What can our planet teach us about saving it – and ourselves?
This subject has been the topic of Dr. Tony Barnosky’s research for years, and he will share his findings at his Chautauqua lecture on Thursday, Nov. 5, at Eastern Kentucky University. A professor of integrative biology, curator of the Museum of Paleontology and principal investigator of the Barnosky lab, all at the University of California, Berkeley, he will present “Dodging Extinction, Saving the Planet, Saving Ourselves” at 7:30 p.m. in O’Donnell Hall of the Whitlock Building. His talk, free and open to the public, also serves as the annual Bruce MacLaren Distinguished Lecture.
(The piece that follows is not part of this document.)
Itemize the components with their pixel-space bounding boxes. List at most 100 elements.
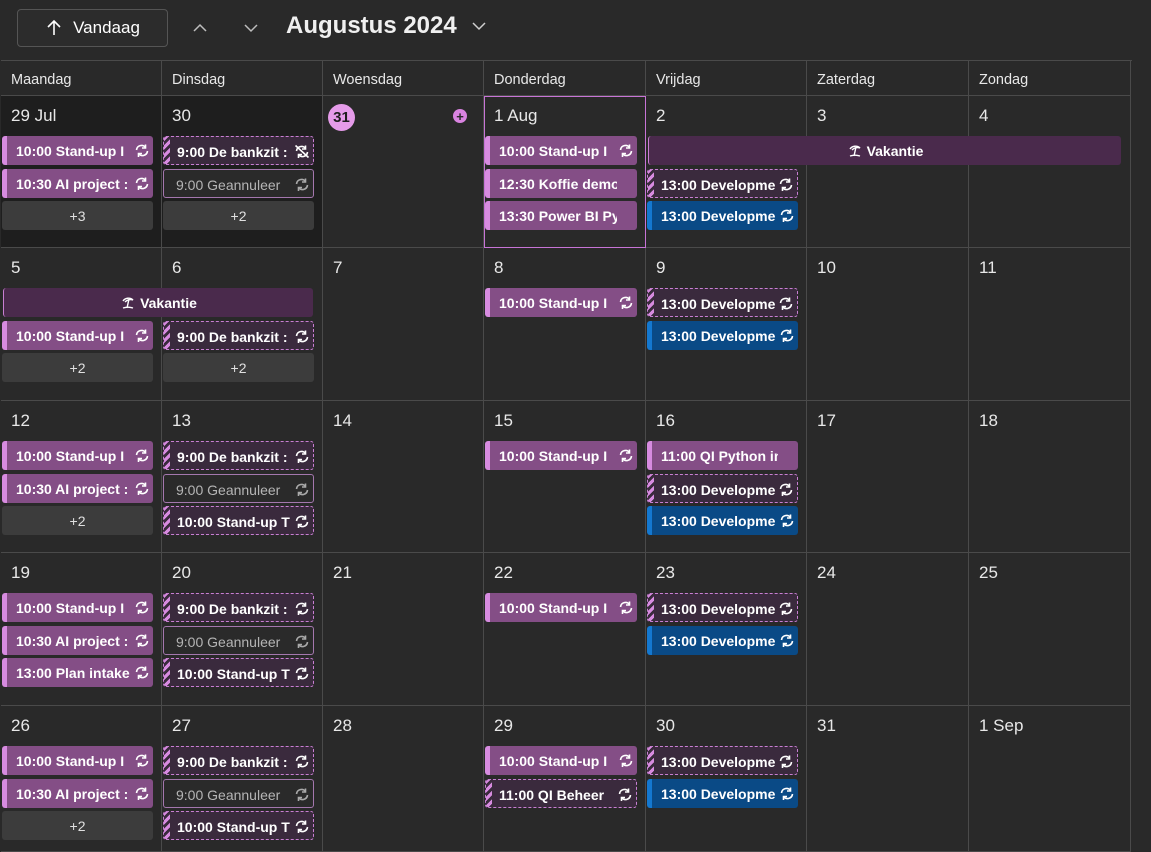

As a paleobiologist, Barnosky examines the fossil record in order to better understand what constitutes and causes mass extinctions and how this knowledge can help us assess current threats to biodiversity and generate solutions that can be employed before it is too late.
His work has studied how changes in the physical environment, such as climate change and mountain building, contribute to the evolution of mammal species and faunas at varying temporal and geographic scales. Field aspects of his work include collecting fossils that can be dated using various techniques and conducting lab analyses that utilize database and GIS systems to identify faunal changes through space and time. The faunal patterns are then compared with independently identified changes in the physical environment to test various evolutionary and biogeographic predictions.
Barnosky is the author of several recent books. His most recent, written with his wife, Stanford University professor Elizabeth A. Hadly, is “End Game: Tipping Point for Planet Earth,” published in 2015. He also wrote “Dodging Extinction: Power, Food, Money and the Future of Life on Earth,” published in 2014, which was praised as “nothing short of a guidebook for saving the planet.”
He has also published hundreds of articles in major journals and is a founding contributor to new transdisciplinary journal “The Anthropocene Review.” The work of Barnosky and his lab was featured in the 2014 Smithsonian Channel documentary “Mass Extinction: Life at the Brink,” which was presented at the Howard Hughes Medical Institute and picked up by major media outlets, including The Huffington Post, The Atlantic, NPR and The Guardian.
Barnosky was made a Protector of Yellowstone National Park in 1998 for his accomplishments in promoting and conducting quality scientific investigations to benefit the future of the Greater Yellowstone Ecosystem and was declared an Everyday Hero in 2006 by the Chancellor of UC Berkeley for his contributions to undergraduate education.
His lecture is sponsored by the Department of Biological Sciences, the College of Education and the Honors Program.